Did this person get rewarded for this huge effort they put in? You say they already have prodigious yearly compensation, was it at least doubled given that they saved it several times over?


A staff engineer is a level above senior. What they do is make them themselves more valuable than the regular engineer who has been around for 10+ years. As you get experience there is diminishing returns, so most engineers will not make a staff level (though there is plenty of title inflation and so you will find many). A staff engineer needs to know the code (or whatever they engineer) well, but they don't normally write a lot of code. They tend to spend more time thinking about the larger problems (including forcing through upgrades nobody wants to pay for), mentoring juniors, and figuring out the hard architecture problems (software architects have a role, but in my experience they rarely actually create architecture despite the name - possibly because what developers need of architecture is different from management?).

Staff level developers are trusted to figure out what needs to be done without direction. When they are given direction it is figure out how the other engineers break this problem up and do it - typically not do it themselves.

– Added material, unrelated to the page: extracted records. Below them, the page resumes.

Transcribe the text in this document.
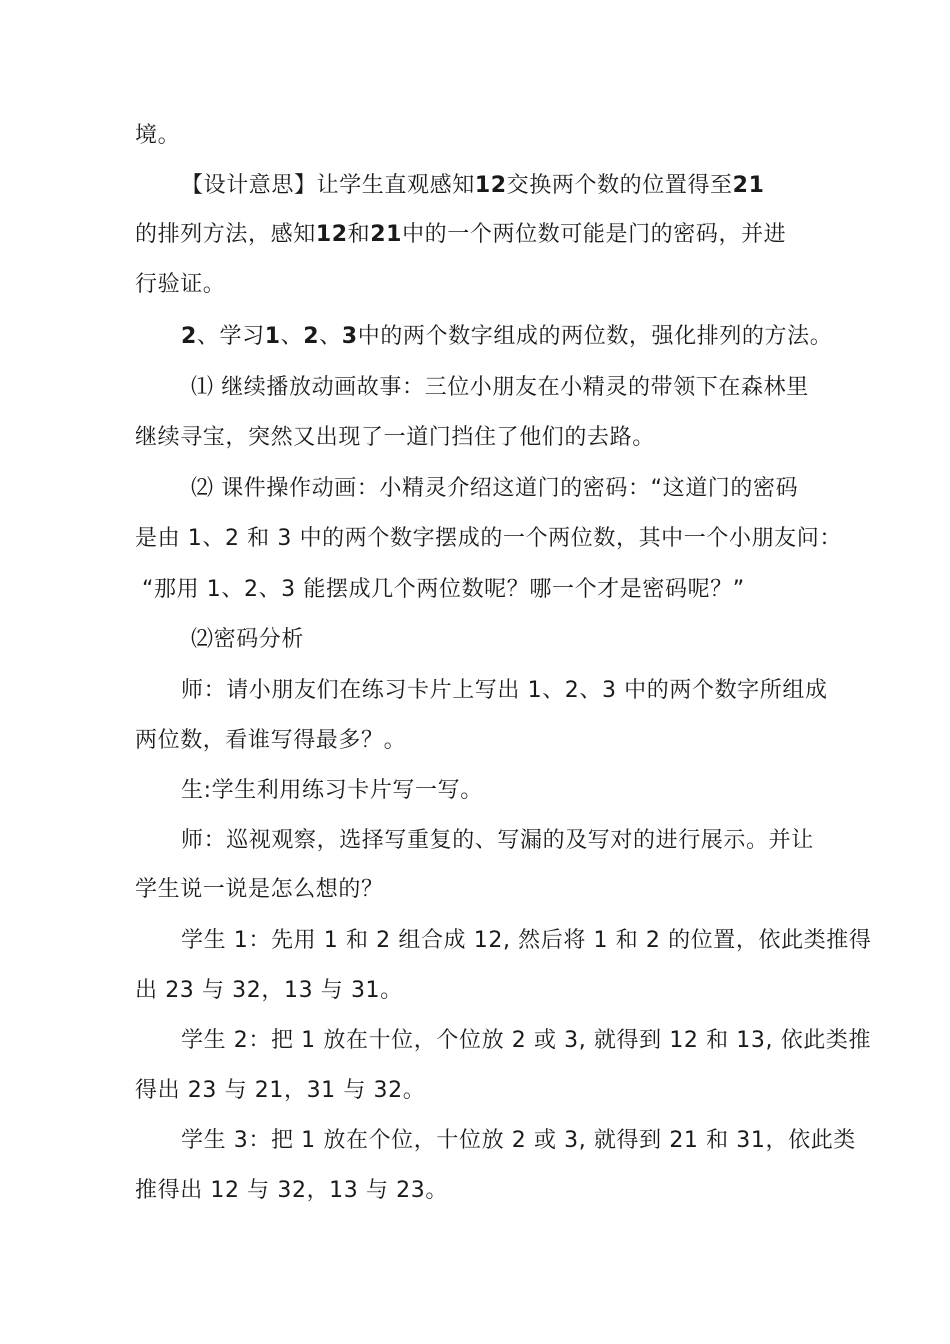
境。
【设计意思】让学生直观感知12交换两个数的位置得至21
的排列方法，感知12和21中的一个两位数可能是门的密码，并进
行验证。
2、学习1、2、3中的两个数字组成的两位数，强化排列的方法。
⑴ 继续播放动画故事：三位小朋友在小精灵的带领下在森林里
继续寻宝，突然又出现了一道门挡住了他们的去路。
⑵ 课件操作动画：小精灵介绍这道门的密码：“这道门的密码
是由 1、2 和 3 中的两个数字摆成的一个两位数，其中一个小朋友问：
“那用 1、2、3 能摆成几个两位数呢？哪一个才是密码呢？”
⑵密码分析
师：请小朋友们在练习卡片上写出 1、2、3 中的两个数字所组成
两位数，看谁写得最多？。
生:学生利用练习卡片写一写。
师：巡视观察，选择写重复的、写漏的及写对的进行展示。并让
学生说一说是怎么想的？
学生 1：先用 1 和 2 组合成 12, 然后将 1 和 2 的位置，依此类推得
出 23 与 32，13 与 31。
学生 2：把 1 放在十位，个位放 2 或 3, 就得到 12 和 13, 依此类推
得出 23 与 21，31 与 32。
学生 3：把 1 放在个位，十位放 2 或 3, 就得到 21 和 31，依此类
推得出 12 与 32，13 与 23。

If staff engineers are doing something it is not important to any project. So nobody feels bad about interrupting them if they need help or something urgent comes up. (this also means you are developing your senior developers into staff engineers by giving them responsibility)


> Did this person get rewarded for this huge effort they put in? You say they already have prodigious yearly compensation, was it at least doubled given that they saved it several times over?

When you're getting paid $500k-$1m/year or more as a staff engineer, putting in huge effort and getting organization-wide impactful results is part of the job description. I'm sure it had a good effect on their yearly comp review, but suggesting that their comp should be doubled because they did their job is silly.


Staff engineers (in the FAANG parlance) are, generally speaking, ICs who were previously senior engineers who have proven themselves enough that they're trusted to be roughly autonomous, they're kind of "peers" to engineering managers in a way. While a senior engineer will typically not have the political capital move big politically-heavy rocks, it is typically down in the staff engineer's job description that they are expected to. It's basically shifting from a focus on code and building systems to people/the org and architecting systems that fit the org.

"Did the person get rewarded for this huge effort" Money-wise? Haha. No. Only in the sense that they further solidified their soft power as someone you shouldn't bet against. And of course the sense of pride that comes with shipping something (that further enriches some capitalist and maybe yourself to 0.0013% of the effect, since that's how much of the company your grant commands shares of).


> staff engineers are ICs

Wtf is an IC? Internal consultant? Individual contributors (what does that even mean? One person team?)

Using abbreviations to explain something is a bad way to explain...


Used to mean a non-manager. I agree it's a nonsense term.


It still does. Individual contributor is someone with no reports.